Se c'è un tipo di Metal che davvero adoro, è quello "cerebrale". Vi sono poche cose piacevoli e corroboranti quanto giacere in vestaglia leopardata sul letto a baldacchino mentre si ascolta musica geniale e avanguardistica, sorseggiando un the al bergamotto e pregustando il piacere di un buon sigaro. Tuttavia, ogni tanto giunge anche per il sottoscritto il momento di scendere di qualche gradino ed esplorare sonorità più rozze ed aggressive, per poi distaccarsene con sprezzante superiorità. E'stato così che mi sono avvicinato agli Amon Amarth: un gruppo di vichinghi veri, di quelli che vanno al mare col drakkar gonfiabile e mangiano carne cruda di orso bianco; solo che questi svedesi non sfogano la loro naturale rabbia scandinava solcando il mare per compiere razzie, bensì sfornando violente perle metallazze. E quando venne l'ora di realizzare "Versus The World" (2002), dovevano essere parecchio incazzati.
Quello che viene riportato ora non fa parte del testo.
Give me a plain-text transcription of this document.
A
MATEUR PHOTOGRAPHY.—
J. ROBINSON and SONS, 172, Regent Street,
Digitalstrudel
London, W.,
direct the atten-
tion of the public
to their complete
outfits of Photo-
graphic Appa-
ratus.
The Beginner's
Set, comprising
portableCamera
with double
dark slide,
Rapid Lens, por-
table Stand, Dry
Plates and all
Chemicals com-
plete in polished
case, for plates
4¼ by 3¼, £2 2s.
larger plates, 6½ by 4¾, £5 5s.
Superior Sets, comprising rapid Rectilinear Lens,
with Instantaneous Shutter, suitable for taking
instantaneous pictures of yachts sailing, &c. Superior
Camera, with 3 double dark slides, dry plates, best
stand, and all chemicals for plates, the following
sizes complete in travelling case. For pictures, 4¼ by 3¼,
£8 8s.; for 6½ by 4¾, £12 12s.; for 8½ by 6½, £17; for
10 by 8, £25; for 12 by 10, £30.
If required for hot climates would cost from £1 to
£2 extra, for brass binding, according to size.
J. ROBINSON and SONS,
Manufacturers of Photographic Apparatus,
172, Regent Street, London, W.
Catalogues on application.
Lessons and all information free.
Lo stesso singer Johan Hegg, ragazzone barbuto cresciuto a birra e bistecche, ha definito il quarto lavoro della sua band "il più pesante, malinconico e oscuro che abbiamo mai fatto", ed effettivamente si può udire una certa parvenza di tragicità (su tutte "Across The Rainbow Bridge") serpeggiare tra le nove tracce del disco. Per carità, rimane pur sempre un album targato "Amon Amarth", pieno zeppo dunque di rimandi alla mitologia, del classico anticristianesimo del genere e di una melodia che a un orecchio attento saprà offrire sottili e pregevoli variazioni. Il growling di Hegg è possente ed intenso come la fase più concitata del Ragnarök, le chitarre rombano tonanti manco fossero fulmini invocati da Thor, e la batteria dell'ottimo Fredrik Andresson ricorda il suo implacabile martello che si abbatte tonante sul serpente Midgard. Eppure, anche i nostri cinque vichinghi, reduci da tre dischi burrascosi, hanno finalmente capito cosa sia la mestizia. Ecco allora che si passa dalla drammaticità epica della title-track e di "Where Silent Gods Stand Guard" al pessimismo di "...And Soon The World Will Cease To Be".
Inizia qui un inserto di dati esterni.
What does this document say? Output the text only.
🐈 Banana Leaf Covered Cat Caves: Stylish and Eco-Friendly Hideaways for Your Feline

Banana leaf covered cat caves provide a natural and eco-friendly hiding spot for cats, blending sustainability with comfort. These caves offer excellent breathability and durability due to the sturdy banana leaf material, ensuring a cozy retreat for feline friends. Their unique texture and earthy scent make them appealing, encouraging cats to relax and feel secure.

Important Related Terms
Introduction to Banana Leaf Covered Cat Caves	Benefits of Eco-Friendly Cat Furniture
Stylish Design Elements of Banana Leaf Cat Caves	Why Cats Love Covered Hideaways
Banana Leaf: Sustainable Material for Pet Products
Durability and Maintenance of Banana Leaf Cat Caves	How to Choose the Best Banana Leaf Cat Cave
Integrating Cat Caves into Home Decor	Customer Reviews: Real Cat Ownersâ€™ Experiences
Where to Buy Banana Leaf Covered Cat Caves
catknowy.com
In conclusione, "Versus The World" è un disco che si regge sulla commistione tanto cara agli Amon Amarth di violenza e melodia, e riesce a risultare ancora molto potente, sebbene il gruppo abbia deciso di allentare le briglie rispetto ai primi tre lavori. Purtroppo, però, è un disco che è stato e verrà etichettato da molti come "ripetitivo": in effetti, bisogna ammettere che, nonostante i piccoli cambiamenti di cui si è detto sopra, la proposta musicale di quest'album è troppo poco diversificata. Insomma, c'è il rischio che lo si ascolti in bomba per qualche giorno e poi lo si abbandoni alla polvere. Se però siete fan del genere, è un lavoro che non può mancare nella vostra collezione, quant'è vero Odino!

E adesso scusate, è l'ora del mio the.